Lausten wrote:It can be different things to different people. To some, it is a feeling, that feeling of letting go, giving yourself to a higher power, it lifts burdens off your shoulders and puts them up there. Of course it is just imaginary, which it makes it dangerous, but a lot of people can report the feeling, compare notes and claim they have something. I think this trumps any logic and is what is keeping religion in place.
I don't understand what faith (as in "believing in God without evidence") has to do with that.
It also goes along with the free will argument. That God created everything for people and then gave them free will to choose to love him for it or not. Something about that being more powerful or something. There's more to it, but I'm tired of trying to regurgitate theistic arguments.
I think that's confusing "free will" with "willingness to believe (without evidence)". Evidence does not remove free will. You don't have to love or hate someone even if you have all the evidence in the world to back up his existence.

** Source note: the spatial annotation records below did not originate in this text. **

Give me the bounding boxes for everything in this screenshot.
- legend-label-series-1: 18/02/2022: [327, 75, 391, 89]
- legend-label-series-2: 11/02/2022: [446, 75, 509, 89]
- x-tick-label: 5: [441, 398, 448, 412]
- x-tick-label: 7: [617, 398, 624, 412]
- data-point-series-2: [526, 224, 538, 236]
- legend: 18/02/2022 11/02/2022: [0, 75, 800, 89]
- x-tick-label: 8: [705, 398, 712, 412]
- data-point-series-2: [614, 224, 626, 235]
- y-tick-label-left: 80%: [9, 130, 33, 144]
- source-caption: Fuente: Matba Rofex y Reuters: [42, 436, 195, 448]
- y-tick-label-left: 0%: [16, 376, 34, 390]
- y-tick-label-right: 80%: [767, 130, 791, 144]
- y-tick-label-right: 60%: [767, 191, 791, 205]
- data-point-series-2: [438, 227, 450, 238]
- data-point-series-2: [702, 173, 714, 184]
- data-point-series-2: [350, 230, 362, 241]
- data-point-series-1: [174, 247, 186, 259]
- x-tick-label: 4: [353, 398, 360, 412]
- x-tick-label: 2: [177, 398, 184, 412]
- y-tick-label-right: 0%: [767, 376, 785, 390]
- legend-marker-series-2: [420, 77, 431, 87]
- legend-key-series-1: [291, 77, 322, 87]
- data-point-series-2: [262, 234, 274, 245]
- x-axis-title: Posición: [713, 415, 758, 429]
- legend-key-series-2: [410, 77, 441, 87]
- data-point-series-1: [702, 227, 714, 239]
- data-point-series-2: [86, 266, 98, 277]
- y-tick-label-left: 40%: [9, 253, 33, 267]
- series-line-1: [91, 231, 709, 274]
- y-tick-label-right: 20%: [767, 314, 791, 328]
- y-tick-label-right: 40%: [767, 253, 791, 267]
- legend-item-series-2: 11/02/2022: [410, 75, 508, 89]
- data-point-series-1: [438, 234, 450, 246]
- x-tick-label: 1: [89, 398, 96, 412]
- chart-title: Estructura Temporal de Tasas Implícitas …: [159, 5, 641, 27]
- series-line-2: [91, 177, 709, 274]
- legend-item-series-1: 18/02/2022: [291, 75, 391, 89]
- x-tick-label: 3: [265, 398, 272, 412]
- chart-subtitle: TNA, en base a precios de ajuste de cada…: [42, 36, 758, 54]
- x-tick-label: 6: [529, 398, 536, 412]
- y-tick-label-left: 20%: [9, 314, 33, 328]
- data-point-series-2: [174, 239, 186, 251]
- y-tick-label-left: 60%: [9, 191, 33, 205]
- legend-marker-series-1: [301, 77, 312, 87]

For others it's an escape hatch out of logic, that they probably think has some logic to it, but they have a poor understanding of logic. I see this in discussions. The theist starts with citing sources and building an argument based on historical evidence. All of which is easy to poke holes in. At some point, they switch and say you have to first trust the Bible as a source of truth or there is no point in continuing the discussion. I sometimes ask why they didn't just say that in the first place, but they act it was a given, or that I should have known.
But I still don't understand why they consider faith without evidence a good and desirable thing. What's their rationale?